A young patient presented with: 
severely pronated feet, 12+ degrees calcaneal eversion with further collapse through the midtarsal and the tarsometatarsal joints, and a pretty rigidly abducted forefoot on the rearfoot. The patient has a history of a tarsal coalition that was resected bilaterally which took this otherwise rigid hindfoot, and loosened it up which allowed the patient to pronate even more. This resulted in calcaneal fibular impingement and pretty severe pain. Another doctor had constructed a custom orthotic for her and, unfortunately, the patient was pronating so aggressively that she tipped her very wide poly shell orthotics (with a small 1st ray cut out) right off of the ground when viewing from behind and watching the rearfoot post. The entire orthotic was valgus!

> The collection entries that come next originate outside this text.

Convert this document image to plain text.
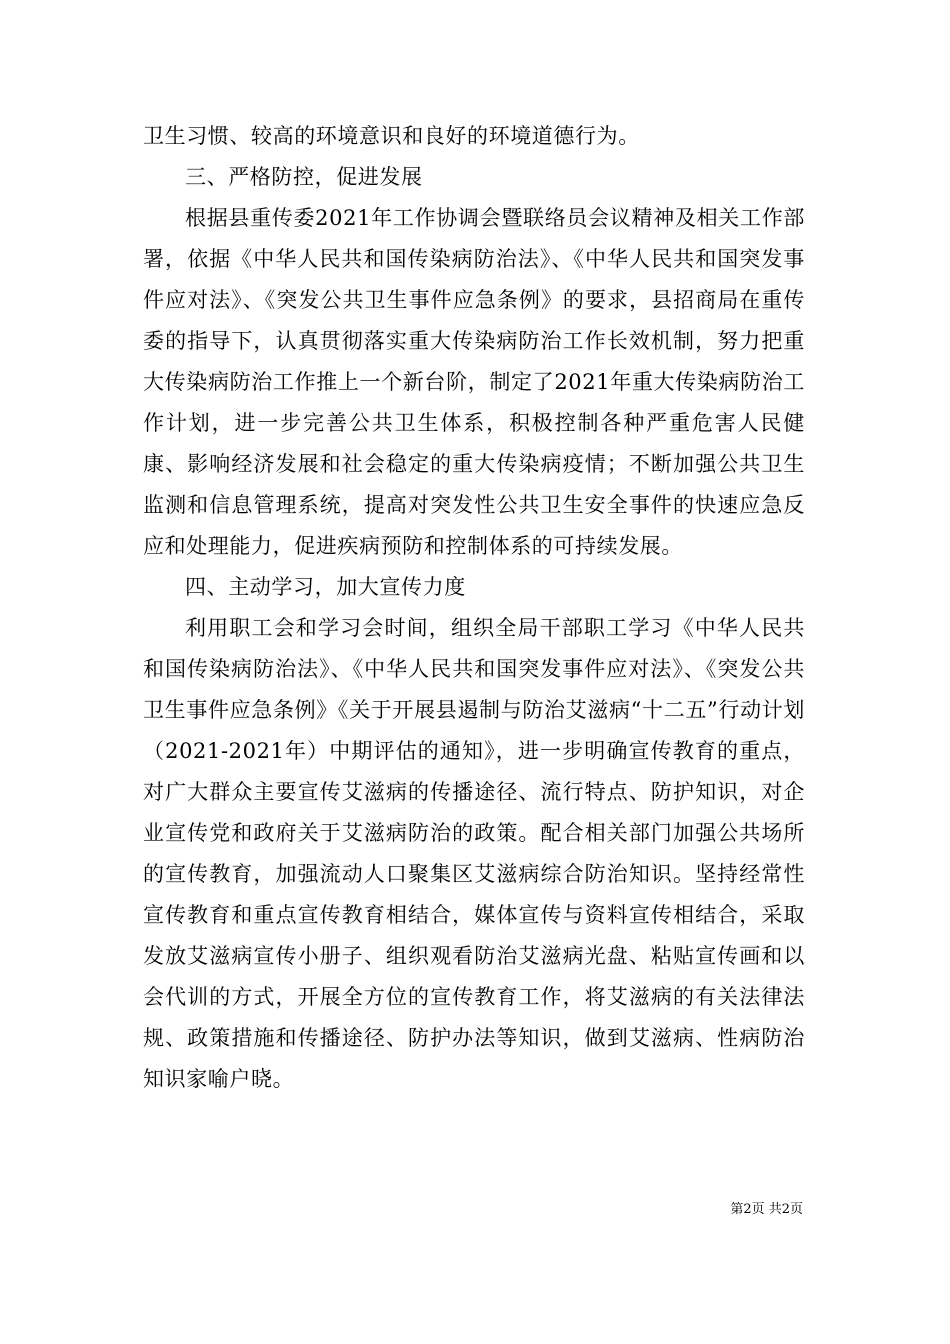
卫生习惯、较高的环境意识和良好的环境道德行为。

三、严格防控，促进发展

根据县重传委2021年工作协调会暨联络员会议精神及相关工作部署，依据《中华人民共和国传染病防治法》、《中华人民共和国突发事件应对法》、《突发公共卫生事件应急条例》的要求，县招商局在重传委的指导下，认真贯彻落实重大传染病防治工作长效机制，努力把重大传染病防治工作推上一个新台阶，制定了2021年重大传染病防治工作计划，进一步完善公共卫生体系，积极控制各种严重危害人民健康、影响经济发展和社会稳定的重大传染病疫情；不断加强公共卫生监测和信息管理系统，提高对突发性公共卫生安全事件的快速应急反应和处理能力，促进疾病预防和控制体系的可持续发展。

四、主动学习，加大宣传力度

利用职工会和学习会时间，组织全局干部职工学习《中华人民共和国传染病防治法》、《中华人民共和国突发事件应对法》、《突发公共卫生事件应急条例》《关于开展县遏制与防治艾滋病“十二五”行动计划（2021-2021年）中期评估的通知》，进一步明确宣传教育的重点，对广大群众主要宣传艾滋病的传播途径、流行特点、防护知识，对企业宣传党和政府关于艾滋病防治的政策。配合相关部门加强公共场所的宣传教育，加强流动人口聚集区艾滋病综合防治知识。坚持经常性宣传教育和重点宣传教育相结合，媒体宣传与资料宣传相结合，采取发放艾滋病宣传小册子、组织观看防治艾滋病光盘、粘贴宣传画和以会代训的方式，开展全方位的宣传教育工作，将艾滋病的有关法律法规、政策措施和传播途径、防护办法等知识，做到艾滋病、性病防治知识家喻户晓。

第2页 共2页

I decided to make the patient a new pair of orthotics with the following prescription:

  • poly shell, wide device for as much surface area contact as possible
  • extra deep heel cup to control the hindfoot additionally
  • no first ray cut out
  • the poly rearfoot post was NON beveled on both sides in an attempt to stop her from lifting it off the ground in stance
  • inverted 6 degrees and medial skive 4mm bilateral
The problem with inverting the patient beyond this was that the 1st ray was lifting off of the ground, and I did not want to leave the patient with lateral column pain or lesser met pains. We will see how this works for the patient - the initial report was positive, "I love these!" They controlled the hindfoot and actually rotated this forefoot abducted foot remarkably well into a straighter position.